Le Poste Italiane hanno di recente molto ammodernato i loro servizi, avvicinandosi alle esigenze dei cittadini, e in questi giorni stanno dando prova di alto senso civico fornendo 'kit' e anche informazioni in una operazione di grande delicatezza come quella della regolarizzazione delle colf e delle badanti. Non solo: le Poste hanno anche attivato un programma di grande rilevanza sociale, che si chiama 'Poste solidali' e che dovrebbe contribuire non poco al finanziamento mirato di attività non profit di rilevanza sociale e umanitaria nel nostro Paese.

Questa premessa è assolutamente doverosa, ma rende ancora più stridente l'impatto della notizia che diamo in queste ore relativa alla sentenza della Cassazione che di fatto nega a un dipendente delle Poste di ottenere un diritto sancito dalla legge quadro per le persone handicappate, la legge 104 del '92, che prevede appunto la possibilità, per assistere figli o genitori disabili, di avvicinare il posto di lavoro alla propria abitazione abituale.

Il fatto che la Cassazione abbia sentenziato in materia deriva evidentemente dalla premessa ovvia che le Poste hanno fatto ricorso fino all'ultimo grado della giustizia, non contente di aver perso in giudizio nei due gradi precedenti.
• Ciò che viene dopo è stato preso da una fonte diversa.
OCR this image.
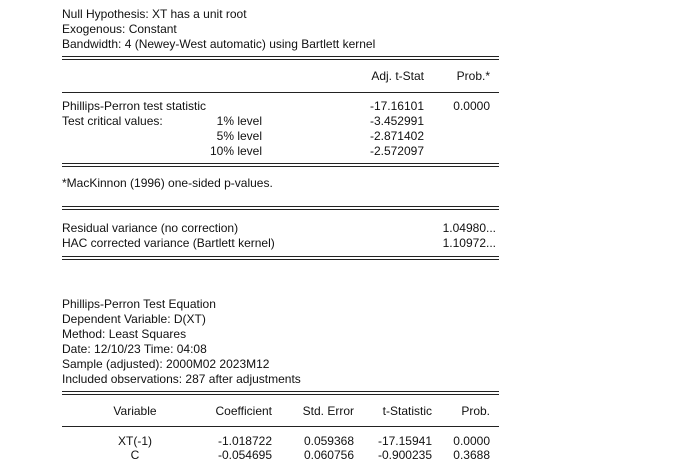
Null Hypothesis: XT has a unit root
Exogenous: Constant
Bandwidth: 4 (Newey-West automatic) using Bartlett kernel
Adj. t-Stat	Prob.*
Phillips-Perron test statistic	-17.16101	0.0000
Test critical values:	1% level	-3.452991
5% level	-2.871402
10% level	-2.572097
*MacKinnon (1996) one-sided p-values.
Residual variance (no correction)	1.04980...
HAC corrected variance (Bartlett kernel)	1.10972...
Phillips-Perron Test Equation
Dependent Variable: D(XT)
Method: Least Squares
Date: 12/10/23 Time: 04:08
Sample (adjusted): 2000M02 2023M12
Included observations: 287 after adjustments
Variable	Coefficient	Std. Error	t-Statistic	Prob.
XT(-1)	-1.018722	0.059368	-17.15941	0.0000
C	-0.054695	0.060756	-0.900235	0.3688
E' questo accanimento che ci sconcerta non poco. Non siamo in condizione, per ora, di entrare nel merito giuridico della sentenza, anche se le perplessità sono fortissime, ma è sorprendente l'atteggiamento a doppia facciata di un Ente, che, sia pur privatizzato, svolge un servizio pubblico di enorme rilevanza sociale.

Quel dipendente, oltretutto con la qualifica di dirigente, chiede di essere vicino alla madre gravemente disabile e anziana, in una regione, come la Sardegna, dove le distanze non sono certo piccole fra un centro abitato e l'altro. Noi siamo certi che questo dirigente deve essere una specie di esempio di abnegazione e di bravura sul lavoro, se le Poste non possono neppure prendere in considerazione la sua richiesta di avvicinamento a casa. E' praticamente insostituibile. Vorremmo conoscere da vicino in che cosa consista l'unicità del suo lavoro alle Poste, e quale sarebbe 'l'interesse comune' violato dal suo spostamento in altra sede.

Lavoratore modello e figlio esemplare. Al danno si aggiunge la beffa. Ma è anche un brutto segnale per questo Paese nel quale la retorica spesso prende il sopravvento e si confonde solidarietà con giustizia. Le Poste Solidali, secondo noi, dovrebbero intervenire subito, e dire alle altre Poste, quelle 'meno Solidali', di non tenere conto della sentenza della Cassazione, e di accontentare ugualmente, solo per spirito di giustizia e di umanità, il dirigente scornato dalla Corte, avvicinandolo a casa, restituendolo alla madre malata.

Attendiamo fiduciosi, su questo portale, o altrove, un segnale in tal senso. Altrimenti, almeno per quest'anno, chiediamo alle Poste Solidali di sospendere i programmi in corso. Tanto più che, nel frattempo, non mancherebbe davvero il lavoro 'socialmente utile' per abbattere un po' di barriere architettoniche negli uffici postali di mezza Italia. Ma questo è un altro discorso.